L’archevêque était satisfait : sa manoeuvre d’intimidation portait ses fruits. Une fois de plus, il ne pouvait que constater la faiblesse de l’homme. Et pour la peine, il ne regrettait même plus son repas écourté par la visite précoce du souverain.

— J’aime mieux cela, lâcha-t-il soulagé. Il va sans dire que nos hommes de Dieu guideront ces brebis égarées pour rejoindre le troupeau du Seigneur. Par le passé, à l’instar de mon prédécesseur le regretté Foulques, nous avons maintes fois refusé de convertir les barbares, mais aujourd’hui, nous sommes prêts à ouvrir les bras et à les accueillir avec bienveillance.

Charles se leva et s’inclina devant le prélat. Il quitta l’église de mauvaise humeur. Pourquoi avait-il accepté la proposition du marquis de Neustrie ? Comment allait-il se sortir de cette méchante situation où l’avait mis le prélat ? Il remonta la nef de l’église et sortit sur le parvis où ses deux hommes d’armes l’attendaient. Sans dire un mot, ils partirent au grand galop sur la route qui les menait à la forêt jouxtant la maison de Dieu.

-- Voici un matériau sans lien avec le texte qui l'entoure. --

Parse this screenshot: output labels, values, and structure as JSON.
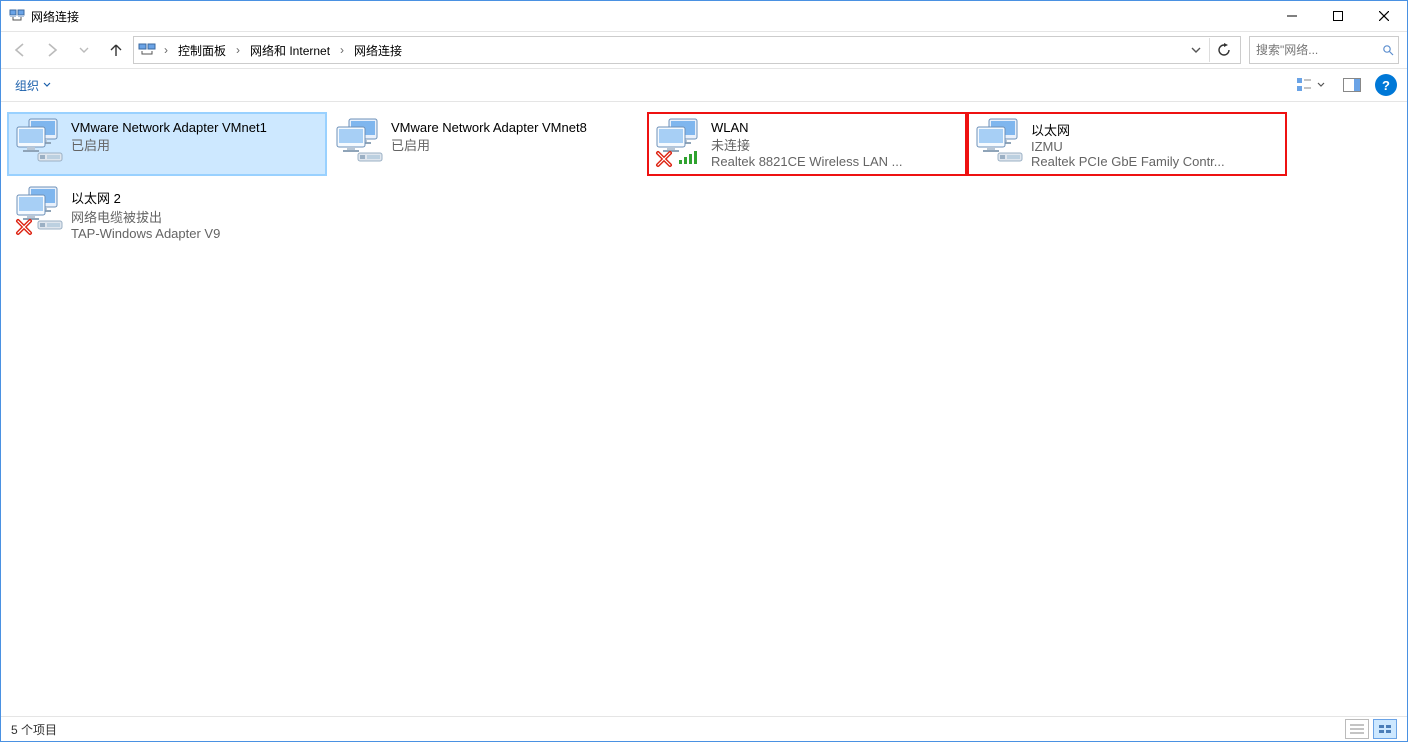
{
  "window": {
    "title": "网络连接"
  },
  "breadcrumb": {
    "root_sep": "›",
    "items": [
      "控制面板",
      "网络和 Internet",
      "网络连接"
    ]
  },
  "search": {
    "placeholder": "搜索\"网络..."
  },
  "cmdbar": {
    "organize": "组织"
  },
  "connections": [
    {
      "name": "VMware Network Adapter VMnet1",
      "status": "已启用",
      "device": "",
      "selected": true,
      "highlighted": false,
      "overlay": "nic"
    },
    {
      "name": "VMware Network Adapter VMnet8",
      "status": "已启用",
      "device": "",
      "selected": false,
      "highlighted": false,
      "overlay": "nic"
    },
    {
      "name": "WLAN",
      "status": "未连接",
      "device": "Realtek 8821CE Wireless LAN ...",
      "selected": false,
      "highlighted": true,
      "overlay": "wifi-x"
    },
    {
      "name": "以太网",
      "status": "IZMU",
      "device": "Realtek PCIe GbE Family Contr...",
      "selected": false,
      "highlighted": true,
      "overlay": "nic"
    },
    {
      "name": "以太网 2",
      "status": "网络电缆被拔出",
      "device": "TAP-Windows Adapter V9",
      "selected": false,
      "highlighted": false,
      "overlay": "nic-x"
    }
  ],
  "statusbar": {
    "text": "5 个项目"
  }
}
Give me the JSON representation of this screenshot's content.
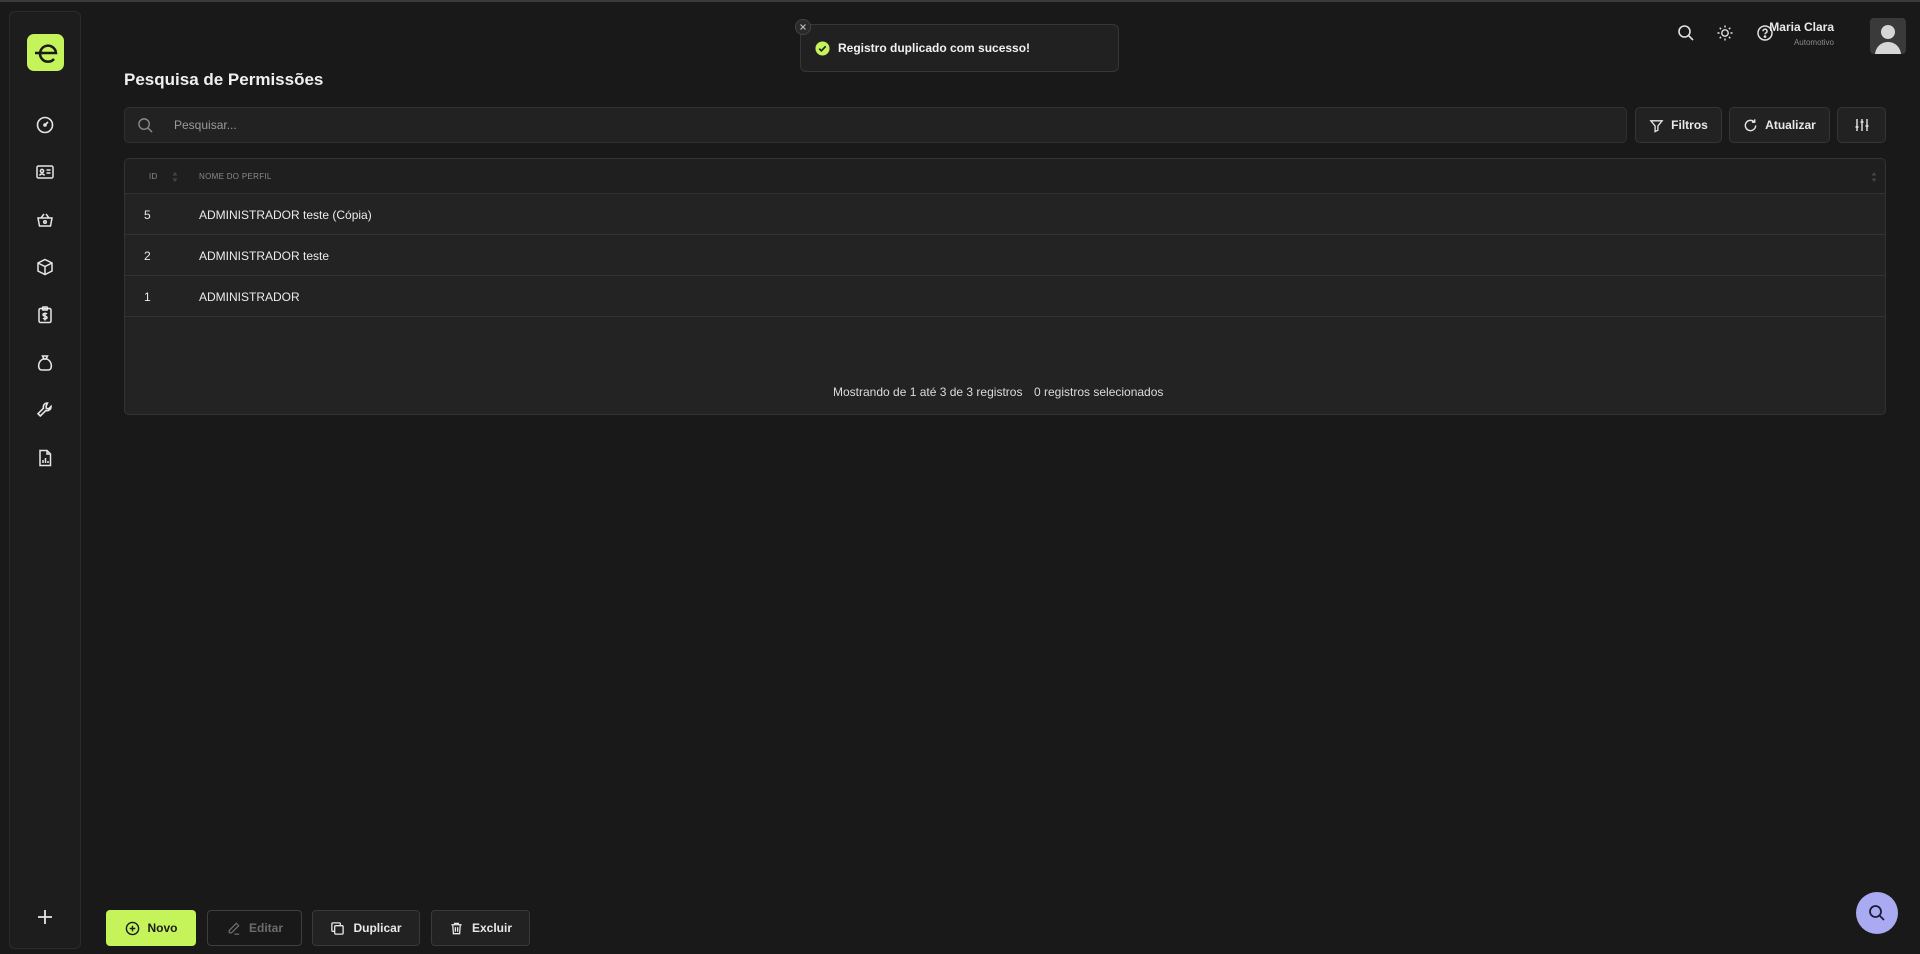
{
  "toast": {
    "message": "Registro duplicado com sucesso!"
  },
  "header": {
    "user_name": "Maria Clara",
    "user_role": "Automotivo"
  },
  "page": {
    "title": "Pesquisa de Permissões"
  },
  "toolbar": {
    "search_placeholder": "Pesquisar...",
    "filters_label": "Filtros",
    "refresh_label": "Atualizar"
  },
  "table": {
    "columns": [
      "ID",
      "Nome do Perfil"
    ],
    "rows": [
      {
        "id": "5",
        "name": "ADMINISTRADOR teste (Cópia)"
      },
      {
        "id": "2",
        "name": "ADMINISTRADOR teste"
      },
      {
        "id": "1",
        "name": "ADMINISTRADOR"
      }
    ],
    "footer_showing": "Mostrando de 1 até 3 de 3 registros",
    "footer_selected": "0 registros selecionados"
  },
  "actions": {
    "new_label": "Novo",
    "edit_label": "Editar",
    "duplicate_label": "Duplicar",
    "delete_label": "Excluir"
  },
  "colors": {
    "accent": "#c5f35a",
    "background": "#191919",
    "fab": "#a9aaf2"
  },
  "icons": {
    "sidebar": [
      "dashboard-icon",
      "contact-card-icon",
      "basket-icon",
      "box-icon",
      "clipboard-dollar-icon",
      "money-bag-icon",
      "wrench-icon",
      "report-icon"
    ]
  }
}
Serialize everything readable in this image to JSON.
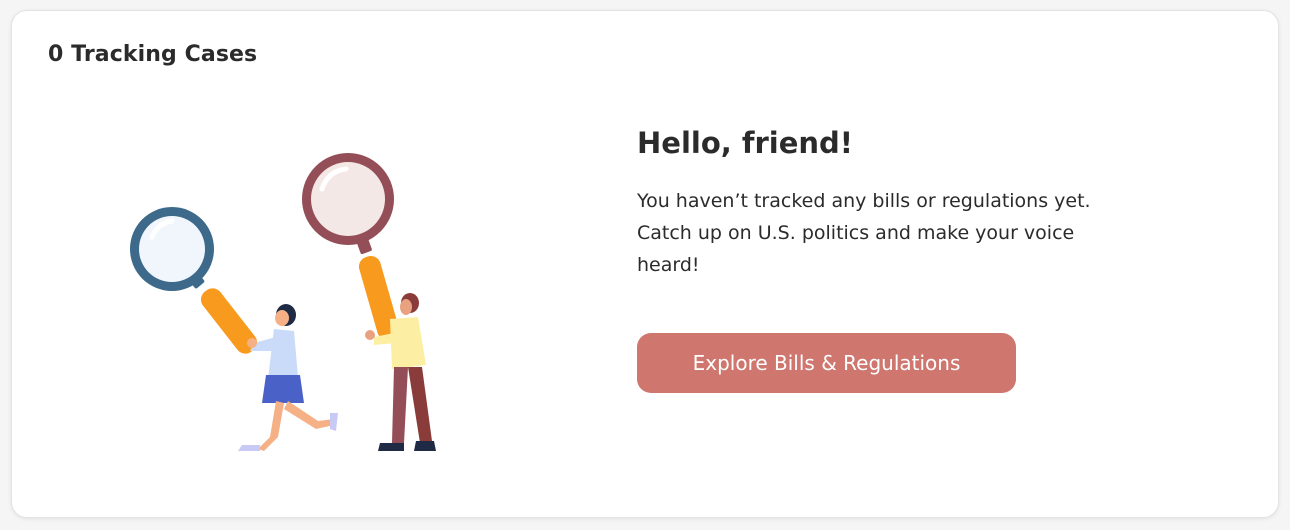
{
  "header": {
    "tracking_count_label": "0 Tracking Cases"
  },
  "empty_state": {
    "illustration": "people-with-magnifying-glasses-illustration",
    "greeting": "Hello, friend!",
    "message": "You haven’t tracked any bills or regulations yet. Catch up on U.S. politics and make your voice heard!",
    "cta_label": "Explore Bills & Regulations"
  },
  "colors": {
    "cta_background": "#cf766f",
    "cta_text": "#ffffff",
    "card_background": "#ffffff",
    "page_background": "#f5f5f5",
    "text": "#2b2b2b",
    "magnifier_blue_frame": "#3d6a8a",
    "magnifier_red_frame": "#944e57",
    "handle_orange": "#f89a1e"
  }
}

Le Roi prit la tête de la petite troupe jusqu’à une petite mare partiellement protégée par des arbustes en fleurs. L’arrivée du monarque eut pour effet de faire fuir un héron apeuré qui y avait élu domicile. Un soldat de l’escorte royale sortit son oliphant et souffla trois coups brefs. Il ne fallut qu’un petit instant pour que les feuillages touffus face à lui se missent à bruire d’un léger mouvement. Dame Geneviève en jaillit, non sans grâce, mais le Roi n’était pas d’humeur à s’émouvoir de ce genre de détail. La jeune femme exécuta une révérence impeccable, sans se préoccuper de ce que ce geste pouvait avoir d’incongru dans un décor aussi bucolique.

— Dame Geneviève, lâcha sèchement le Roi. Si je vous ai fait mander en ce lieu, c’est pour vous dire que nous avons résolu d’accepter les conditions du traité. Cette terre de basse Seine sera désormais attribuée aux hommes du Nord. Néanmoins, ceux-ci devront nous garantir deux serments. Ils devront tout d’abord s’engager à nous défendre contre de nouvelles incursions vikings et ensuite, ils seront contraints d’abjurer leurs anciennes croyances païennes pour embrasser la seule vraie foi, celle du Christ.

Geneviève n’était pas là pour juger de la parole du souverain. Elle n’était que la messagère qui, à son humble manière, écrivait l’Histoire. Toutefois, en recueillant les propos du roi Charles, elle ne put s’empêcher de frémir en se disant que Hròlfr ne les apprécierait pas.